Deployed Soldier Surprises Mom at Traffic Stop With a Little Help From the Police
Army Staff Sgt. Salomon Robinson was on a short visit to his Georgia home.
— -- A soldier who was home on a brief leave from a deployment in Iraq surprised his mom by showing up when she was pulled over by police in a traffic stop.
Army Staff Sergeant Salomon Robinson has spent the past year in Iraq on his third deployment. He called the police department in West Point, Georgia, on Tuesday, to see if they could help arrange a surprise for his mom, Claudette Hutchinson, the next day.
“I said, ‘Absolutely, yes,’” West Point Police Chief Tony Bailey told ABC News. “He knew we were going to help but didn’t know how.”
Bailey said Robinson showed up at the police station early Wednesday morning, fresh off his flight home from Iraq. Just a few hours later, Bailey deployed one of his officers, Cameron Mitchell, to pull Robinson’s mom over as she drove her car.
Dash cam video captured the moment that Mitchell asked Hutchinson to give him her license and then to get out of her car to examine a scratch on her car.
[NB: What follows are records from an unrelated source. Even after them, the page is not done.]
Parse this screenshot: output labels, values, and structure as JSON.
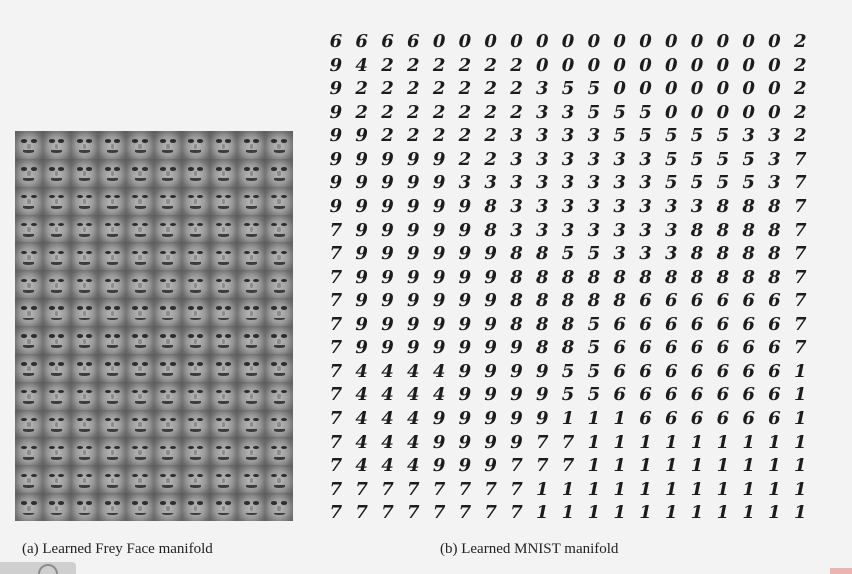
{
  "captions": {
    "frey": "(a) Learned Frey Face manifold",
    "mnist": "(b) Learned MNIST manifold"
  },
  "frey_grid": {
    "columns": 10,
    "rows": 14
  },
  "mnist_grid": [
    "6666000000000000002",
    "9422222200000000002",
    "9222222235500000002",
    "9222222233555000002",
    "9922222333355555332",
    "9999922333333555537",
    "9999933333333555537",
    "9999998333333338887",
    "7999998333333388887",
    "7999999885533388887",
    "7999999888888888887",
    "7999999888886666667",
    "7999999888566666667",
    "7999999988566666667",
    "7444499995566666661",
    "7444499995566666661",
    "7444999991116666661",
    "7444999977111111111",
    "7444999777111111111",
    "7777777711111111111",
    "7777777711111111111"
  ]
}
When Mitchell told Hutchinson that his partner would bring back her license, Robinson got out of the patrol car instead and surprise his mom with balloons and flowers.
"I'm going to kill him. He got me good,” Hutchinson told local ABC affiliate WTVM-TV. “I'm glad to see him though.”
ABC News was not able to reach either Hutchinson or Robinson. Bailey described them as a close-knit family with a great sense of humor.
“It was heartwarming and the kind of an experience that I can’t even put into words, to be honest,” Bailey said of the surprise. “To be able to help him celebrate, it’s life changing.”
Bailey added, “There’s nothing that young man could have asked that we wouldn’t have made happen. Our men and women who serve sacrifice more than most people would understand.”